Focused on “recovery,” the draft strategy highlights suicide prevention, self-directed care, improvement over cure, and calls for an end to the seclusion and restraint of psychiatric patients.
However, its focus on health promotion and prevention, including the role of employers in creating healthy workplaces, has fuelled criticism that this is not a strategy about mental illness, but rather mental wellness.
“They’ve stolen the word ‘recovery,’ ” said Herschel Hardin, president of the North Shore Schizophrenia Society in B.C., whose latest bulletin accuses the commission of hiding behind upbeat euphemisms and claims “those who understand severe mental illness no longer take [the MHCC] seriously — except to regard it as a menace.”

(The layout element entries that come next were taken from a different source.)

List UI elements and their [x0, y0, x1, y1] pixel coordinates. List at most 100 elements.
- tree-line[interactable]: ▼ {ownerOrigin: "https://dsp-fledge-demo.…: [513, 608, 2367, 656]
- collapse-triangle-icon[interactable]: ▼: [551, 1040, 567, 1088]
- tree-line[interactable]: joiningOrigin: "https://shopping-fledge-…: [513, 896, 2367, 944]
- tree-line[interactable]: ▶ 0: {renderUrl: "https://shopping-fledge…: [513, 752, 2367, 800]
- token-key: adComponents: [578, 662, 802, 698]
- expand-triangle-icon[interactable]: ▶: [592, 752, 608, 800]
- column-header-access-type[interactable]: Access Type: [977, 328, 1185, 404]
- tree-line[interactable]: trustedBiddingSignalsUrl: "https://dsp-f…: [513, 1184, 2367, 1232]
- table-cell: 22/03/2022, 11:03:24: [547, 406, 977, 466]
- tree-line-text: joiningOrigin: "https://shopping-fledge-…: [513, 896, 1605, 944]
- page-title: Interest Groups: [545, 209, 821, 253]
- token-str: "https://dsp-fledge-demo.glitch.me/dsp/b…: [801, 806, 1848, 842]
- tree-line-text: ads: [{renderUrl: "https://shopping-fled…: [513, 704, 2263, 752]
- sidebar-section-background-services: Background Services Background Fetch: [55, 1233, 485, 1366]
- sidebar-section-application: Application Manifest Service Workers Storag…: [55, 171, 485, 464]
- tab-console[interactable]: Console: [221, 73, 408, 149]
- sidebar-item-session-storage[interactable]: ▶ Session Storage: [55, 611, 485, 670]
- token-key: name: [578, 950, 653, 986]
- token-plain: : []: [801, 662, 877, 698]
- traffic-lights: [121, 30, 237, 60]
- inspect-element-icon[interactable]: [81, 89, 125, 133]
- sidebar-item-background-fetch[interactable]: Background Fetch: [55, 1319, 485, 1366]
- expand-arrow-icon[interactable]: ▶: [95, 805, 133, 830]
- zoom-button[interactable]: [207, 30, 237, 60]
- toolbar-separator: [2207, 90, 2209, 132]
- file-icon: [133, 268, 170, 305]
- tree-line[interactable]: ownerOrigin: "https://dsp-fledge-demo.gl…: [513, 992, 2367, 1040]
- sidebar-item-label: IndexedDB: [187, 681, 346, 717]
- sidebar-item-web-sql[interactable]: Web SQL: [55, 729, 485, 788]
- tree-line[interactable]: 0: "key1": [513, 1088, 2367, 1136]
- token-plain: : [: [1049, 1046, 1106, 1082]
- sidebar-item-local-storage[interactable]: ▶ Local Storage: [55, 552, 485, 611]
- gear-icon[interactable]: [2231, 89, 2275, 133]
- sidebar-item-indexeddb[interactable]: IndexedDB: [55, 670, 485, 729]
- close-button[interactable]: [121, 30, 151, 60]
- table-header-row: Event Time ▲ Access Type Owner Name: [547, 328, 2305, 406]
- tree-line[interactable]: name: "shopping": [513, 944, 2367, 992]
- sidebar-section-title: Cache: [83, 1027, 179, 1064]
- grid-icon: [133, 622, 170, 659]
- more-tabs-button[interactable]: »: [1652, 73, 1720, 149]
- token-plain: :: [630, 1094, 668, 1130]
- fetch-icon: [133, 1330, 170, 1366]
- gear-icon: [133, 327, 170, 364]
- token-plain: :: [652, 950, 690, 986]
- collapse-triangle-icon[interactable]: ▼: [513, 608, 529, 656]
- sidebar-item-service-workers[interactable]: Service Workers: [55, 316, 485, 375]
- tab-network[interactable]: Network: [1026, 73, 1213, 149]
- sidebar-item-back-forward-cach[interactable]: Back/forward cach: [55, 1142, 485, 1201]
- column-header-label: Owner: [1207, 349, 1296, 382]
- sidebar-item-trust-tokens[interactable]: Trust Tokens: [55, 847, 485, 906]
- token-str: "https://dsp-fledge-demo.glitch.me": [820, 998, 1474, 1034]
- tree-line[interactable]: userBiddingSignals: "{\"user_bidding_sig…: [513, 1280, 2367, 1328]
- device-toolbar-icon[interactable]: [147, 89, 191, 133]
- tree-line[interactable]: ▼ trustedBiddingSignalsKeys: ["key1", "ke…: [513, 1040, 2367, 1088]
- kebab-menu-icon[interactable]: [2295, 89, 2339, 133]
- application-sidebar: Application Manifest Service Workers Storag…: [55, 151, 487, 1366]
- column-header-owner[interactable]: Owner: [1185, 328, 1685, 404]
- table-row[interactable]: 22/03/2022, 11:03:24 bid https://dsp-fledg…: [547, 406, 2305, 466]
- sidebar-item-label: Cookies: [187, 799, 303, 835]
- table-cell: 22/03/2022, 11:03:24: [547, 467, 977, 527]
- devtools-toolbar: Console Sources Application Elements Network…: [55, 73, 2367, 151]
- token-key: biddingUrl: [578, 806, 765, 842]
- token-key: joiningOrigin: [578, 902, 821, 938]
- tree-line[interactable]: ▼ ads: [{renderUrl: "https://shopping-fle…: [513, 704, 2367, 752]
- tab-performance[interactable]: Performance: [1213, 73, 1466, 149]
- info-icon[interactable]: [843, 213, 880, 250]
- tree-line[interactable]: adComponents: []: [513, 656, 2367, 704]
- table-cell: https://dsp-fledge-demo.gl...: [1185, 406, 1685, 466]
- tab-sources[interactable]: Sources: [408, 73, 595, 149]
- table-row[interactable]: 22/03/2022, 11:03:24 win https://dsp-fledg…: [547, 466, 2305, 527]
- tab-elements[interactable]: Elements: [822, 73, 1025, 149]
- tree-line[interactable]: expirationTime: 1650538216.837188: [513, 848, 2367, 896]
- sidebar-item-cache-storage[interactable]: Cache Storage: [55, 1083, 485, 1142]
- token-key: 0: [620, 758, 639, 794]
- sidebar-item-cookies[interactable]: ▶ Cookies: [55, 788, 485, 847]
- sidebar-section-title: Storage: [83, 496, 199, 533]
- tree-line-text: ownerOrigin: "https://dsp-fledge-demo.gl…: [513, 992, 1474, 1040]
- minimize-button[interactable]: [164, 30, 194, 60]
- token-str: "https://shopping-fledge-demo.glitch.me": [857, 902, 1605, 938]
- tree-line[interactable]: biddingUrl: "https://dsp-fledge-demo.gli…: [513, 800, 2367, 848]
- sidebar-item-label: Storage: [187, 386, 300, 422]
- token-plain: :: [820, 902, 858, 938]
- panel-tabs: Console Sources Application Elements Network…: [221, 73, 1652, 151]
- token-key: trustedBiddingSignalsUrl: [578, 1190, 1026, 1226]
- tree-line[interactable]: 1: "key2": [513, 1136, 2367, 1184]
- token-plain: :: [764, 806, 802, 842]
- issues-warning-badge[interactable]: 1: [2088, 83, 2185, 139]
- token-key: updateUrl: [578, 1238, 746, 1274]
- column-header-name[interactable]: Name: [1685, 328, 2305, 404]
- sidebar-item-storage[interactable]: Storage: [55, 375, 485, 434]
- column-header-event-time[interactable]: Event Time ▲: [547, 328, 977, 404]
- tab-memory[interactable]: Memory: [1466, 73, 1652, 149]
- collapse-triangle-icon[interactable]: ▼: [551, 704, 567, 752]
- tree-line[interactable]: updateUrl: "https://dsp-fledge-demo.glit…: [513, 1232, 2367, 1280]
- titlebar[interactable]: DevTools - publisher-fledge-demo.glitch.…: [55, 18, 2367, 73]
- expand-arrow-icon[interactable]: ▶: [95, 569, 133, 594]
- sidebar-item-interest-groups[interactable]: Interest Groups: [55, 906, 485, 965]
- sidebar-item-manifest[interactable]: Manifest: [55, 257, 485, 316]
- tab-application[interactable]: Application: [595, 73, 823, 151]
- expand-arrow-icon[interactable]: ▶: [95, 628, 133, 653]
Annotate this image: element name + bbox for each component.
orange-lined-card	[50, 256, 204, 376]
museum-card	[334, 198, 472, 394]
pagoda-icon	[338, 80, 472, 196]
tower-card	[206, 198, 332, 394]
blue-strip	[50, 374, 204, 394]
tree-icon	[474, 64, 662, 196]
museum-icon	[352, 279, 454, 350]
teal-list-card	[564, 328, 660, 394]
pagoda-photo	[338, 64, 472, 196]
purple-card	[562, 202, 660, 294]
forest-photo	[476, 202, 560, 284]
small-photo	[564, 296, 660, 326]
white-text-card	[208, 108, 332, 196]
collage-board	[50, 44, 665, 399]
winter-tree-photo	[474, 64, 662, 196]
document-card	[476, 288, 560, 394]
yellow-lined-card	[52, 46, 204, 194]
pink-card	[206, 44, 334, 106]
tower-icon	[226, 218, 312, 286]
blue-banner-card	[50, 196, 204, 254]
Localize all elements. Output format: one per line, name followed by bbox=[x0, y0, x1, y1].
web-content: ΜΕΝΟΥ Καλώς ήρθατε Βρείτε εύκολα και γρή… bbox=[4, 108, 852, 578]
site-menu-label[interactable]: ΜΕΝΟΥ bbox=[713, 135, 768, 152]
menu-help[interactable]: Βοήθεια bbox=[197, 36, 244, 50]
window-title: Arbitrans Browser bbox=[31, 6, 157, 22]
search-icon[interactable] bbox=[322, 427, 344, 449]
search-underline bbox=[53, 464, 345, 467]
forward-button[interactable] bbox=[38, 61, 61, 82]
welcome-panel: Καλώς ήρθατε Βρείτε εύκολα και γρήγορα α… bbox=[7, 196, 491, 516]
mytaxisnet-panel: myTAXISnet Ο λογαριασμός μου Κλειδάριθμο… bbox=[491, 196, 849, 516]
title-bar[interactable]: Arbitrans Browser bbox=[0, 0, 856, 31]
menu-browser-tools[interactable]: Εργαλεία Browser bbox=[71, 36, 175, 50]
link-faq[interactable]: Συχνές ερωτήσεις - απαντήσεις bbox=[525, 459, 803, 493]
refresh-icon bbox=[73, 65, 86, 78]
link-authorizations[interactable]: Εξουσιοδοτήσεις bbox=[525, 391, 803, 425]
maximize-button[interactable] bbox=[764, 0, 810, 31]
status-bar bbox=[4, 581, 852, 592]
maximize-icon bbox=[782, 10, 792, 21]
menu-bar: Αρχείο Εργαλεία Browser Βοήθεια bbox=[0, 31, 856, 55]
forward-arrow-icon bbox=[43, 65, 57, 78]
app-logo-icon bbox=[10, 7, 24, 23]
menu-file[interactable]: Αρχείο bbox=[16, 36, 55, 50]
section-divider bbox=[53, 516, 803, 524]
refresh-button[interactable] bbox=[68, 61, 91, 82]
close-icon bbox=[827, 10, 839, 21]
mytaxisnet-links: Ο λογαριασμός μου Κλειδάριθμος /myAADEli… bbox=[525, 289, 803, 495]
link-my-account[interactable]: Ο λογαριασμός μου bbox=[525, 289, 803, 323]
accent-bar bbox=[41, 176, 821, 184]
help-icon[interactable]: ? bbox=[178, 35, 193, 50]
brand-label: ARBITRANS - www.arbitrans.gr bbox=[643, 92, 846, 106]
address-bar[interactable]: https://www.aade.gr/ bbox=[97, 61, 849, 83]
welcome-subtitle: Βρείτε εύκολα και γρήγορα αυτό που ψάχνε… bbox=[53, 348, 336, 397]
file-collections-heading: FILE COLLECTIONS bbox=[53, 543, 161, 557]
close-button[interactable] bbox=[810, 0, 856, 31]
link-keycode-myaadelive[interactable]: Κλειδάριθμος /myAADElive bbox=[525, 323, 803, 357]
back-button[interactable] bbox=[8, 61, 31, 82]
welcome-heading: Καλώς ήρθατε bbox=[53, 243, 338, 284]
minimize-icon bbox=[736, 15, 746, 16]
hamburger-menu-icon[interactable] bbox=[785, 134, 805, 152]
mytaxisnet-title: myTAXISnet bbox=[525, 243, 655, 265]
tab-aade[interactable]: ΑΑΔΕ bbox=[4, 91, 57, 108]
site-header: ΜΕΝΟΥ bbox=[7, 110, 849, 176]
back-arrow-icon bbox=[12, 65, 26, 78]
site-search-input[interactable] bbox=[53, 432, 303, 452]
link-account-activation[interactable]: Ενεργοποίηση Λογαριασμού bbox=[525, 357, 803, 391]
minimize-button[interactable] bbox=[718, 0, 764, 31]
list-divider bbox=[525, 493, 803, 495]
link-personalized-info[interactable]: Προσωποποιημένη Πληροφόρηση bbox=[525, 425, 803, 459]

He said the agency exaggerates the notion recovery cannot be imposed by others and must be a self-directed personal achievement.
“For the seriously ill, that’s a small part of recovery that comes after treatment for the illness itself, which is part of recovery, which requires a lot of not just support but structure, provided by others,” he said.
“Here [at the MHCC] we have a bunch of people who really haven’t done the homework that they had to do, and buried the most important considerations in bureaucratic fluff and vague wording.”
More than most health issues, vocabulary clouds this debate.
Patients are recast as “survivors,” “consumers,” or “experts by experience” on the one side, and a schizophrenic’s lack of insight medicalized into “anosognosia” on the other.
“The idea of recovery in mental illness circles has a certain meaning that is not translated well for the general public,” said Bill Honer, head of the department of psychiatry at the University of British Columbia and a clinical expert on schizophrenia.
It is not like remission in cancer, in which the disease metaphorically retreats, or recovery from a cold, in which it disappears completely. Recovery in mental health, as the MHCC describes it, is an orientation, a way of life.
The danger, Prof. Honer said, is that a strategy in which individuals must guide themselves to recovery could be unfair to those who are unable to do so, because they cannot understand their own illness.
“On a strict interpretation [of that strategy], we risk not fulfilling our social responsibilities,” he said.
At the same time, there is rampant confusion about these words and what they imply, he said. “The social constructs of labelling and diagnosis are real, but it’s not the same as what we do [in psychiatry]. Having a diagnosis is not a bad thing. That’s how we work. But labelling and stigma are, and that’s how society works.”
Ms. Bradley refused to be interviewed, but strategic advisor Howard Chodos, who prepared the draft strategy, said it was developed through face-to-face meetings and an online survey.
The “vast majority” of participants in consultations were “supportive of the overall thrust of the strategy,” he said, but the review process now includes “some of more public discussion that’s taken place once the draft reached a wider audience than we originally intended.”
“Was everybody included? No. Did we have the resources to do that at this time? No,” he added.
“But we felt confident that we would get the kind of feedback from that group that would enable us to strengthen the document.”
Mr. Chodos acknowledged the criticism and said the draft’s language “is not where we would like it to be, in terms of connecting with people, resonating with people in a way that will help to galvanize support for the document.”
But he rejects the notion that the focus on consensus obscures the hard cases.
“What I don’t accept is that there is a fundamental opposition between those two elements,” he said.
“We can find a way to have that balance, and we’re not sacrificing one on the altar of the other.”